6. The method of claim 5 wherein the subject is a human.

7. A method for diagnosing the likelihood of a subject exhibiting reduced coronary microvascular density and thereby at risk of having reduced coronary vasodilator reserve of myocardium remote from the site of an infarction, said method comprising: wherein the subject is stratified as having reduced coronary microvascular density or is at risk of developing same when:

(i) selecting a subject having symptoms of cardiovascular disease (CAD) or who is at risk of developing CAD; and

(ii) determining the levels of an advanced glycation end (AGE) product or angiogenesis factor selected from the list consisting of carboxymethyl lysine (CML); low molecular weight fluorophore (LMWF); vascular endothelial growth factor-A (VEGF-A); vascular endothelial growth factor receptor-1 (VEGFR-1); angiopoietin-2:Tie-2; endostatin; placental growth factor (PLGF) and hepatocyte growth factor (HGF);

(i) levels of one or more of CML, LMWF, VEGF-A, and/or Tie-2 are reduced compared to a control not having a MI; and/or

(ii) levels of one or more of VEGFR-1, VEGFR-1:VEGFA ratio, angiopoietin-2, angiopoietin-2:Tie-2 ratio, endostatin, PLGF and/or HGF are elevated compared to a control not having a MI.
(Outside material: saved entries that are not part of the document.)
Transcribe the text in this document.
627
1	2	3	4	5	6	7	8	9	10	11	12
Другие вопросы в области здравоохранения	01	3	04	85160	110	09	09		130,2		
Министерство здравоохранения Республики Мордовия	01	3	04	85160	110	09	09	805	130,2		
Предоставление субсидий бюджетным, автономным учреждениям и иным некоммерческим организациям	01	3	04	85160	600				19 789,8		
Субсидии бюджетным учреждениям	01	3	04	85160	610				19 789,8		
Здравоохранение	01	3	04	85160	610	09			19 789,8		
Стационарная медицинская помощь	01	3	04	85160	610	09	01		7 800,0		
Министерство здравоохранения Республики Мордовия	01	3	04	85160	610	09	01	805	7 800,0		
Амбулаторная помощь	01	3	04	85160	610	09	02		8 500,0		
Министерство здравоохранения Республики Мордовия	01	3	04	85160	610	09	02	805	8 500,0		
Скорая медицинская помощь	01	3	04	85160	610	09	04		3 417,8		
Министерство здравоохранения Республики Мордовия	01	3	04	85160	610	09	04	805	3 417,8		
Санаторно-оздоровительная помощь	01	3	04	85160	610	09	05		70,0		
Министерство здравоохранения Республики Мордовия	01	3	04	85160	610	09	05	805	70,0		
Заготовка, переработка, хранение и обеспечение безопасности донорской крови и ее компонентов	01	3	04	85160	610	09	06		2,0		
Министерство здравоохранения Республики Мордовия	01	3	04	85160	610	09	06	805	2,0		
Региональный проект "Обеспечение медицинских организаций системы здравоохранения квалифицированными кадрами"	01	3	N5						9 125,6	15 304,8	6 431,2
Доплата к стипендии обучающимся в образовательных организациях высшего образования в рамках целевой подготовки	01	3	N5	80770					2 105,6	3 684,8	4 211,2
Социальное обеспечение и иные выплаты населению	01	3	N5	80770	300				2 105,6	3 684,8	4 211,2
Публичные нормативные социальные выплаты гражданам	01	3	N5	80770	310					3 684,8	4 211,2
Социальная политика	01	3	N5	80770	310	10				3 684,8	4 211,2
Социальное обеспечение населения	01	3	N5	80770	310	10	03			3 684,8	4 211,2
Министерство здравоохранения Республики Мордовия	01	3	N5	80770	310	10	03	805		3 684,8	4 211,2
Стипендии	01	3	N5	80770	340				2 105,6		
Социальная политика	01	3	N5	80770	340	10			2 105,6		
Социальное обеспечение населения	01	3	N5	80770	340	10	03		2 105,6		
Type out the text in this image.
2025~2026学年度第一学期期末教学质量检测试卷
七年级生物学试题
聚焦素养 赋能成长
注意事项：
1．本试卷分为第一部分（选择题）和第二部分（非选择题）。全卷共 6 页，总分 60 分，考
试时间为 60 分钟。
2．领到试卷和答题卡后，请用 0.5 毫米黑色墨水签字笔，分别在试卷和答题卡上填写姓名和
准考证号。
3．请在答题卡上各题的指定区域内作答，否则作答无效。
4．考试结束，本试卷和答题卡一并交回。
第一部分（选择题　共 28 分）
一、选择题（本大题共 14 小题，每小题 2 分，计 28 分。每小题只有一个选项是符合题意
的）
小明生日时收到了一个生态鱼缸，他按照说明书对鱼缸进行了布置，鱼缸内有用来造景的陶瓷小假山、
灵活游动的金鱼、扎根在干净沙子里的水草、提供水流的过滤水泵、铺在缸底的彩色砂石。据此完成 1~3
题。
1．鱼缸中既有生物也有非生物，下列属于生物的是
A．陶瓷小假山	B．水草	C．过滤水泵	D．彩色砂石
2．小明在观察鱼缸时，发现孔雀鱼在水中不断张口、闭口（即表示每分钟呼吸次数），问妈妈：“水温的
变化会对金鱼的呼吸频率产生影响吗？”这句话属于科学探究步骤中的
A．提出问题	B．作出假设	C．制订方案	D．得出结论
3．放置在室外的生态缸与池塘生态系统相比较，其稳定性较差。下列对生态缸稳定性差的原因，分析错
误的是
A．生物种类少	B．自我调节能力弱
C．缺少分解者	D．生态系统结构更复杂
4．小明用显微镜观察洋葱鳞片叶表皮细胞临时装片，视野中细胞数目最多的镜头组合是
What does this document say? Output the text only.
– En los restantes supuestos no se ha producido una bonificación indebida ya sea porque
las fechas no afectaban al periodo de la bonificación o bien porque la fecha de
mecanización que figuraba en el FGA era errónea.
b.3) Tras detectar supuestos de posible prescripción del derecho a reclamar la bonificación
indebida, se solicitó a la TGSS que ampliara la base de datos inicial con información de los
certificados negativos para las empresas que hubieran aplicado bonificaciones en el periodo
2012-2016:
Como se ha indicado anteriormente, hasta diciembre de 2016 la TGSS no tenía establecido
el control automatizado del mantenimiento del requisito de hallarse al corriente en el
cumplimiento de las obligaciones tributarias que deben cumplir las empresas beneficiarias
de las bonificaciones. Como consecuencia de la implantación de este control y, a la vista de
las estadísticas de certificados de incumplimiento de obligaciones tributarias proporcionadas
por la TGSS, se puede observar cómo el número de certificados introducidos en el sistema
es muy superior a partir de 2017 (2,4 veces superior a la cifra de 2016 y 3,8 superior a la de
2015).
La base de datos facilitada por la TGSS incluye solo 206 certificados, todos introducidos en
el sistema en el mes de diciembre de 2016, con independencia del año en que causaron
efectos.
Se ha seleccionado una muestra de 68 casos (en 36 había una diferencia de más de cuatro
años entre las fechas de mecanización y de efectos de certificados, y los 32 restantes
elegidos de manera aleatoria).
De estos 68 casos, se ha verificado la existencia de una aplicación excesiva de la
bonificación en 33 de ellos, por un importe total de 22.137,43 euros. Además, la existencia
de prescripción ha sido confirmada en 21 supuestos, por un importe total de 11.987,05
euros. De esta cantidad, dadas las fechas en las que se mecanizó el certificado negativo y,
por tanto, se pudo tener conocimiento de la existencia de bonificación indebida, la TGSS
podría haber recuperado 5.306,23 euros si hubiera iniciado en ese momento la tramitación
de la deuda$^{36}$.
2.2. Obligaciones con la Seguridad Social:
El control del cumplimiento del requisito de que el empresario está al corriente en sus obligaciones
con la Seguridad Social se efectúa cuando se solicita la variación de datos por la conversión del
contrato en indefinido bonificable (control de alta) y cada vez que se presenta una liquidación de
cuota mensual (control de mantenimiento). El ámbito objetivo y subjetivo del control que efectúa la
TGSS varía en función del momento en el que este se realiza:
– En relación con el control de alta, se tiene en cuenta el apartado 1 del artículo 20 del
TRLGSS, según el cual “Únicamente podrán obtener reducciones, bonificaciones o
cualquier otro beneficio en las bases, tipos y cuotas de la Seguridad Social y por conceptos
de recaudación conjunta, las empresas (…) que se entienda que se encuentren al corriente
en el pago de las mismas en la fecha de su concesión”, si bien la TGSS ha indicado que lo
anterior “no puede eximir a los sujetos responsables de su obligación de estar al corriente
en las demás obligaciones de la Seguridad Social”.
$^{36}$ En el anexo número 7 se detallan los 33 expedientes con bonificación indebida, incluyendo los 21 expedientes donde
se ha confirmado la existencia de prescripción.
8. The method of claim 7 wherein the subject is a human.

9. A method of allowing a user to stratify a subject with cardiovascular disease (CAD) with respect to the risk of developing a myocardial infarction (MI), the method including: wherein the status of the subject is that the subject is at risk of having MI or is at risk of developing a MI when:

(a) receiving data in the form of levels or concentrations of (i) an advanced glycation end (AGE) product or angiogenesis factor selected from the list consisting of one or more of carboxymethyl lysine (CML); low molecular weight fluorophore (LMWF); vascular endothelial growth factor-A (VEGF-A); vascular endothelial growth factor receptor-1 (VEGFR-1); angiopoietin-2:Tie-2; endostatin; placental growth factor (PLGF); and/or hepatocyte growth factor (HGF);

(b) processing the subject data via univariate or multivariate analysis to provide a risk index value;

(c) determining the status of the subject in accordance with the results of the risk index in comparison with predetermined values; and

(d) transferring an indication of the status of the subject to the user via the communications network;

(i) levels of one or more of CML, LMWF, VEGF-A, and/or Tie-2 are reduced compared to a control not having a MI; and/or

(ii) levels of one or more of VEGFR-1, VEGFR-1:VEGFA ratio, angiopoietin-2, angiopoietin-2:Tie-2 ratio, endostatin, PLGF and/or HGF are elevated compared to a control not having a MI.